Ich versuchte also, schnell und in großem Bogen weiterzugehen. Meine Tochter hat das am Anfang noch ignoriert, aber als sie ins Frage-Alter kam, stellte sie auch zu den Obdachlosen Fragen. Einmal saß eine Frau im Schlafsack und in mehrere Jacken gehüllt am Sonntag Vormittag vor der Bibliothek. Wir wollten unsere Bücher zurückgeben, die man auch Sonntags von Außen durch einen Schlitz werfen kann. Die Obdachlose versperrte uns den Weg und ich musste sie ansprechen. Sie rückte mürrisch zur Seite. Zurück im Auto sprudelte es aus Helene nur so heraus: "Why hat diese Frau kein Haus? Why gibt es zu wenige Häuser? Why hat die kein Geld? Why hat sie keinen Papa?" (Mit letzterem meinte sie den Ehemann, der Geld verdient.) 

Unsere Tochter hatte auch gleich einen Lösungsvorschlag für die Berkleyer Wohnungsfrage (denn ich hatte ihr erklärt, dass es nicht genug Häuser gäbe und wenn wären sie sehr teuer): "Aber in Leipzig gibt es ganz viele Häuser!" Ja, eigentlich hatte sie recht. In Leipzig herrscht trotz des Hypes um die Stadt immer noch Wohnungsleerstand. Warum nicht ein paar Obdachlose aus den USA einfliegen? Amerikanern gegenüber wäre mancher Leipziger vielleicht offener als gegenüber Kosovaren oder Syrern?!

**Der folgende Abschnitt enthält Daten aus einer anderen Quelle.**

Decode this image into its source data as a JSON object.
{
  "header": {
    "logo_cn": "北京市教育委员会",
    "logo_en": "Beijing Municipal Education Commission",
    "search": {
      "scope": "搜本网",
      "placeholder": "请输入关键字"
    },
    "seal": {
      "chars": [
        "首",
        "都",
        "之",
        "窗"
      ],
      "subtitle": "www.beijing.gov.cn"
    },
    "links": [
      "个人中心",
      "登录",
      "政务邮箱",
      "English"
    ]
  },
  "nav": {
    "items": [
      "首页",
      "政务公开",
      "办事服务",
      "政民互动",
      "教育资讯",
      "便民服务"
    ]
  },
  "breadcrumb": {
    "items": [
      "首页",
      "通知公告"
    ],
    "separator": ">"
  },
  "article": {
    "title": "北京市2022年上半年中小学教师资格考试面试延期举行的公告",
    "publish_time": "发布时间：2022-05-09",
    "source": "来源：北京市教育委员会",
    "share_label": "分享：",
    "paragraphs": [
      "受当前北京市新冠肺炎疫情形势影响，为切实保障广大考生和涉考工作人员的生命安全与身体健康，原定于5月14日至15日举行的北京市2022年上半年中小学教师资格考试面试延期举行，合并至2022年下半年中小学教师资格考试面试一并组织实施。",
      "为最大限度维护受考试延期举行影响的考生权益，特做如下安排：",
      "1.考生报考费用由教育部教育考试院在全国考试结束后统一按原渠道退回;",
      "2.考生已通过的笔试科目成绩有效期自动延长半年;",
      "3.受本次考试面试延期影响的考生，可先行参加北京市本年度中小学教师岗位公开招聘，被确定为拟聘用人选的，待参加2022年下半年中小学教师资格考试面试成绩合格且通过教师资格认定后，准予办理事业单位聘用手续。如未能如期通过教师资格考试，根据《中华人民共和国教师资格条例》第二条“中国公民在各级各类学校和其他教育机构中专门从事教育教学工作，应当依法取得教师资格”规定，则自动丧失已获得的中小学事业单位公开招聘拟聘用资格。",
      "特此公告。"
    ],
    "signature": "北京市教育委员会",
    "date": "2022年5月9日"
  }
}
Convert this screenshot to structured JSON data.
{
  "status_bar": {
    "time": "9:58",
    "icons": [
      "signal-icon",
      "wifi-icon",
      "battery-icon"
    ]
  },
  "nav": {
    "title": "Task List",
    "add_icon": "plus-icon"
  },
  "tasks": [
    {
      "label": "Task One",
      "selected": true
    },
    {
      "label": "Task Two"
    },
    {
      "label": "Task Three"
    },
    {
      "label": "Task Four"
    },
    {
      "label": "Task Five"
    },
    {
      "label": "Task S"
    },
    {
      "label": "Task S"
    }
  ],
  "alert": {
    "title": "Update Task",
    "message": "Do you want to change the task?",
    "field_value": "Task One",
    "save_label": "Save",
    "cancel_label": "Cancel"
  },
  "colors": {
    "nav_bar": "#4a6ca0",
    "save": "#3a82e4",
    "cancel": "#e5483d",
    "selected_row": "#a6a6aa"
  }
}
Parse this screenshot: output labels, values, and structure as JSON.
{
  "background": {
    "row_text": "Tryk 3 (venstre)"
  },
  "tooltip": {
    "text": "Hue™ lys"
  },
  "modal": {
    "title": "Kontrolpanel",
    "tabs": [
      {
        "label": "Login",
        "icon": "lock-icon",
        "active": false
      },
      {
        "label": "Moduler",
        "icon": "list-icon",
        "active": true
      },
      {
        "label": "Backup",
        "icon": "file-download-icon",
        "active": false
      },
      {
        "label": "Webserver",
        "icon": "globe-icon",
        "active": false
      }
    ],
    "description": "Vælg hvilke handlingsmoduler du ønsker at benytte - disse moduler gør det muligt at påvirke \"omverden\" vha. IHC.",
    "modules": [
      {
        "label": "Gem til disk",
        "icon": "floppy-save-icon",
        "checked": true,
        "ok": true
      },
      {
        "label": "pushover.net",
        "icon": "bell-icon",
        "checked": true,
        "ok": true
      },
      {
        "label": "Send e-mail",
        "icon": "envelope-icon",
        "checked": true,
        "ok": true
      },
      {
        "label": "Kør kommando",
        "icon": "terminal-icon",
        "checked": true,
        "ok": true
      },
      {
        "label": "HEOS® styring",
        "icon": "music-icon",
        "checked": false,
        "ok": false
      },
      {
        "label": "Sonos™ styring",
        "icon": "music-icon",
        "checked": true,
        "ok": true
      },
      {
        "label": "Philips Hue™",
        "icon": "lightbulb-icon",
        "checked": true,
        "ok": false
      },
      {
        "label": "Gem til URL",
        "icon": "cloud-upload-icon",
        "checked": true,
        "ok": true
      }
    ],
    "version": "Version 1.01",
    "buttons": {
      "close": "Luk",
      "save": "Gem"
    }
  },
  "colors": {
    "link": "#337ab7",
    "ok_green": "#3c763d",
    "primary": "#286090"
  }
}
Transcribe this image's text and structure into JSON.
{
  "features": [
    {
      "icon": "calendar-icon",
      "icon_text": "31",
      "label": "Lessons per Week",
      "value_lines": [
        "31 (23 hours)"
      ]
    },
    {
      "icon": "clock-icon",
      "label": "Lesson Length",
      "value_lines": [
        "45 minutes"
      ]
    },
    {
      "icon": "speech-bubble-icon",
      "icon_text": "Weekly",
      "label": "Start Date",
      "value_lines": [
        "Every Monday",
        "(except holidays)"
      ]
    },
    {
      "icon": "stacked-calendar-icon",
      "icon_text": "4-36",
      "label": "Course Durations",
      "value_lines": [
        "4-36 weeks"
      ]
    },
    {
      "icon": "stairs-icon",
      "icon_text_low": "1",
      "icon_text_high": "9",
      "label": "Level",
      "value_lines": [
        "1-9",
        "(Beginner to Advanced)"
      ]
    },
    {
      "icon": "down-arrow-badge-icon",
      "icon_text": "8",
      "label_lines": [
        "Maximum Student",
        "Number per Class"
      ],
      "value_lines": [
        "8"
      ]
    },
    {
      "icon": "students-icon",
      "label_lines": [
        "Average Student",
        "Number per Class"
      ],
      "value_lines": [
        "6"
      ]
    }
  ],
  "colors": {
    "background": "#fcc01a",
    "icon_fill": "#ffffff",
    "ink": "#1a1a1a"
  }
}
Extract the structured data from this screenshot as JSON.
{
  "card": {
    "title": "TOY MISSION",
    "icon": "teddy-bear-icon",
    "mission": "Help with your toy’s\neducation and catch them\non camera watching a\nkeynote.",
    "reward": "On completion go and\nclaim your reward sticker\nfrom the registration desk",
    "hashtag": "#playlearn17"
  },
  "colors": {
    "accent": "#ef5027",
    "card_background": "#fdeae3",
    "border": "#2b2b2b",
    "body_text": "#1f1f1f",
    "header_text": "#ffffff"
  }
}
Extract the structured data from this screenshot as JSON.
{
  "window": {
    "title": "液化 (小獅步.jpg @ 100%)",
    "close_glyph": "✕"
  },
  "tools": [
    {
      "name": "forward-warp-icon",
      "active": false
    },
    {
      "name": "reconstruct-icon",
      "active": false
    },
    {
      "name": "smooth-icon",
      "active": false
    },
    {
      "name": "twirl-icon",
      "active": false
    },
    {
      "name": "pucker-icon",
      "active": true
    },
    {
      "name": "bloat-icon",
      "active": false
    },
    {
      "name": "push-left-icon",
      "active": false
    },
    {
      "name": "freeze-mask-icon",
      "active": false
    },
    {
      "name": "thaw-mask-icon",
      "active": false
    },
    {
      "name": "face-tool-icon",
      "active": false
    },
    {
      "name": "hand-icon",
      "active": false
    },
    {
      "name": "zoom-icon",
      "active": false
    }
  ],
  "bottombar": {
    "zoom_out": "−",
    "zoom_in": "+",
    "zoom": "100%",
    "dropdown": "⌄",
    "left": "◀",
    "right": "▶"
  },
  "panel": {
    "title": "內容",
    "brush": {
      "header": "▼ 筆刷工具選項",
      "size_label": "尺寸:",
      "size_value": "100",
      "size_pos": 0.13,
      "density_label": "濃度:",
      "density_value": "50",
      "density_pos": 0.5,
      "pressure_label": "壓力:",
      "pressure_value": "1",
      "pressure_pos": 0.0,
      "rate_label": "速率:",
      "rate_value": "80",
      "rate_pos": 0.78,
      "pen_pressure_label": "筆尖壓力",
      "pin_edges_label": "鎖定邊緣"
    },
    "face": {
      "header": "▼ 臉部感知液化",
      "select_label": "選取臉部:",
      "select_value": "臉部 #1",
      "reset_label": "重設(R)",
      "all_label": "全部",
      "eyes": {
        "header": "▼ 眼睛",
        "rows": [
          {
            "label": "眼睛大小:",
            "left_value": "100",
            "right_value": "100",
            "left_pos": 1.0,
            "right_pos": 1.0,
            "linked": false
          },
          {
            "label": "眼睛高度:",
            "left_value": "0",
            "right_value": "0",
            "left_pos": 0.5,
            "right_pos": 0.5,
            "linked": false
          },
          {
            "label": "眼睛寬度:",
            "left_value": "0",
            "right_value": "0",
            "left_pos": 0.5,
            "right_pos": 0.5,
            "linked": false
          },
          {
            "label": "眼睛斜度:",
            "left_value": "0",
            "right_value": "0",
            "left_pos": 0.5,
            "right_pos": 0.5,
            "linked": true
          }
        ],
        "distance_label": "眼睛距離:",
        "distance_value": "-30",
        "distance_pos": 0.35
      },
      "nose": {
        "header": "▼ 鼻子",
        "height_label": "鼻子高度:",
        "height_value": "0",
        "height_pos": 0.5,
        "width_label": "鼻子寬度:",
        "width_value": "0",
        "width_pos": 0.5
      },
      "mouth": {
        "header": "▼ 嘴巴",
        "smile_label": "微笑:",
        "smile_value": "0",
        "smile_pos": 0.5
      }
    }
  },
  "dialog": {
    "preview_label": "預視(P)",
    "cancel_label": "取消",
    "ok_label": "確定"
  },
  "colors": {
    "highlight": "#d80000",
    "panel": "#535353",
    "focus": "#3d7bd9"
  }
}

Später griff Helene das Thema wieder auf, weil die obdachlose Frau einen großen Eindruck bei ihr hinterlassen hatte. Sie wollte wieder wissen, warum manche so wenig besitzen, dass sie nicht einmal ein Dach über dem Kopf haben. Ich schlug vor: "Wir können ja mal überlegen, wie wir denen helfen können." Die prompte Antwort meiner Tochter: "Nein, das soll dieser Jesus machen!" Aha! Wessen Geist offenbarte da mein Kind? Ist es nicht ziemlich einfach, sich als Christ darauf zu beschränken, Mitgefühl im Gebet zu haben, aber ansonsten Nichts zu unternehmen? Was die kalifornischen Obdachlosen betraf, reagierte ich wie mein Kind. Mein Mitleid wich meiner Überforderung und erzeugte leider keine guten Taten.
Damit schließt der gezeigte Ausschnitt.